Une oreille attentive qui s'est forgée au fil des années, sans compter les heures ni jamais chercher la lumière. «Quand Binotto m'envoie un message vocal de deux minutes à 2h du matin, je dois être là pour y répondre, glisse-t-il dans un sourire, la passion tellement perceptible dans son regard et sa voix. Mais quand les choses tournent bien, comme c'est le cas pour nous depuis quelque temps, ce n'est pas à moi que revient la reconnaissance. Personnellement, je n'ai aucun souci avec ça. Vraiment. Mais pour la plupart des assistants, ce n'est pas une position facile à tenir. D'ailleurs, en huit ans, vous êtes le premier journaliste à m'interviewer...»

«Je regarde l'heure sur mon natel»

Stade-Lausanne-Ouchy s'étant incliné à Winterthour le week-end ayant suivi l'entretien, il se pourrait aussi qu'on soit le dernier. Parce que oui, Alexandre Badibanga est superstitieux. Et ce à un degré déjà bien avancé. «Encore un truc qu'on partage avec Andrea. En marge de chaque match, je pense qu'on possède une vingtaine de tics chacun. Les miens? Bon... Déjà, il y a les plus basiques. Par exemple, je me rends chez le coiffeur tous les vendredis à 9h. On mange aussi aux mêmes endroits, aux mêmes heures.» Et puis, des fois, ils poussent un peu le vice. «Après notre défaite contre Aarau (ndlr: le match de reprise, le 25 janvier), j'ai cassé la montre que je mettais tous les jours depuis six ans. Je n'ai pas eu le temps de la réparer ou d'en acheter une autre avant notre déplacement du week-end suivant à Wil. Et là, on gagne! Moi, je me dis que ce n'est pas un hasard, alors je la répare pas. Et on gagne encore contre GC! Du coup, depuis trois semaines, je regarde l'heure sur mon natel.»

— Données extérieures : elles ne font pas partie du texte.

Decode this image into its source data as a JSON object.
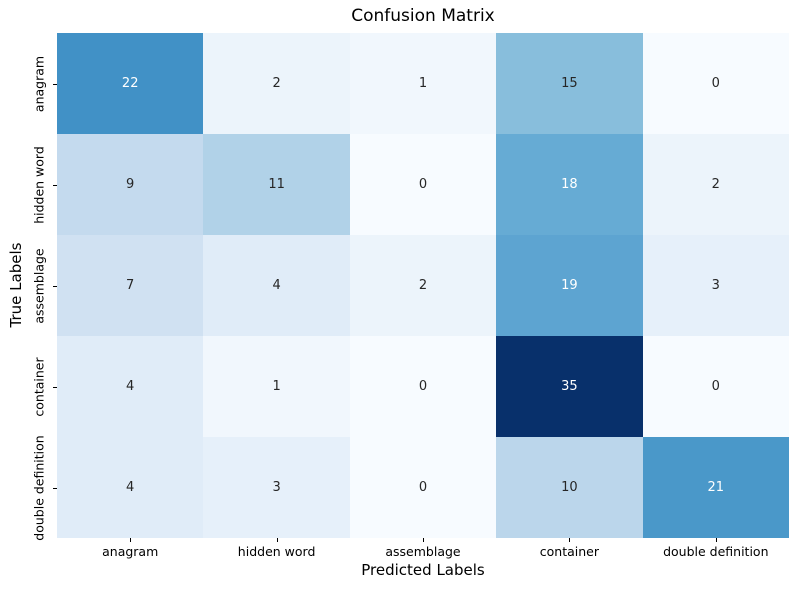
{
  "chart_data": {
    "type": "heatmap",
    "title": "Confusion Matrix",
    "xlabel": "Predicted Labels",
    "ylabel": "True Labels",
    "x_categories": [
      "anagram",
      "hidden word",
      "assemblage",
      "container",
      "double definition"
    ],
    "y_categories": [
      "anagram",
      "hidden word",
      "assemblage",
      "container",
      "double definition"
    ],
    "matrix": [
      [
        22,
        2,
        1,
        15,
        0
      ],
      [
        9,
        11,
        0,
        18,
        2
      ],
      [
        7,
        4,
        2,
        19,
        3
      ],
      [
        4,
        1,
        0,
        35,
        0
      ],
      [
        4,
        3,
        0,
        10,
        21
      ]
    ],
    "vmin": 0,
    "vmax": 35,
    "colormap": {
      "name": "Blues",
      "stops": [
        {
          "pos": 0.0,
          "color": "#f7fbff"
        },
        {
          "pos": 0.125,
          "color": "#deebf7"
        },
        {
          "pos": 0.25,
          "color": "#c6dbef"
        },
        {
          "pos": 0.375,
          "color": "#9ecae1"
        },
        {
          "pos": 0.5,
          "color": "#6baed6"
        },
        {
          "pos": 0.625,
          "color": "#4292c6"
        },
        {
          "pos": 0.75,
          "color": "#2171b5"
        },
        {
          "pos": 0.875,
          "color": "#08519c"
        },
        {
          "pos": 1.0,
          "color": "#08306b"
        }
      ]
    },
    "annotation_colors": {
      "dark": "#262626",
      "light": "#ffffff"
    },
    "grid": false,
    "legend": "none",
    "colorbar": "none"
  }
}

Et quand viendra pour lui celle de la fin de l'aventure Stade-Lausanne? «Lorsque je vois le travail qu'on abat avec tout le staff, à quel point on en fait deux fois plus que certains autres, je suis certain qu'on pourra un jour atteindre la Super League ensemble. Déjà, j'estime que c'est un comble qu'Andrea n'y soit pas encore. Sa sensibilité, son intelligence, il a tout pour réussir. Mais il faut reconnaître qu'on forme une bonne équipe. Stade? Même sans nous, cela peut rester un bon club de milieu de Challenge League.»

L'idée de devenir calife à la place du calife, par contre, «BDBG» la rejette. «Si on devait être séparés, je ne dirais peut-être pas ça. Mais en l'état, je suis prêt à signer pour suivre Andrea sur les quinze prochaines années minimum.» Rendez-vous en 2035.


L'histoire du «Badishow»

Pour mieux coller à son statut de club professionnel, Stade-Lausanne a arrêté de diffuser les images de ses chants de victoire sur les réseaux sociaux. Ce qui ne veut pas dire qu'après chaque succès, les Stadistes n'ont plus le droit au célèbre «Badishow», un cri rythmé et entraînant devenu une tradition intouchable au sein du vestiaire. Justement, son instigateur a accepté de revenir au commencement de l'histoire.

«Tout est parti de mes petits frères. Quand je jouais en Belgique, ils n'arrêtaient pas de me chanter ça. Lorsque j'ai débarqué à Stade, en août 2012, Andrea venait d'arriver, juste un mois auparavant. Premier match, on joue Azzurri Lausanne. Vu que je n'étais pas à 100% de mes capacités, il me demande quelle mi-temps je veux disputer. Je demande la deuxième. Il me fait commencer... Je passe 45 minutes affreuses, à courir partout comme un lièvre sans toucher un ballon.»

Arrive le deuxième match de la saison, contre Chippis. «Cette fois, le coach décide de me lancer pour les vingt dernières minutes. C'était parfait, tout le monde était raide, à bout de souffle. Et là, je claque un doublé et on gagne. Vu que j'étais le petit nouveau, l'équipe m'oblige à lancer un chant en arrivant dans le vestiaire. Du coup, je leur demande simplement de taper dans les mains...» L'histoire était en marche.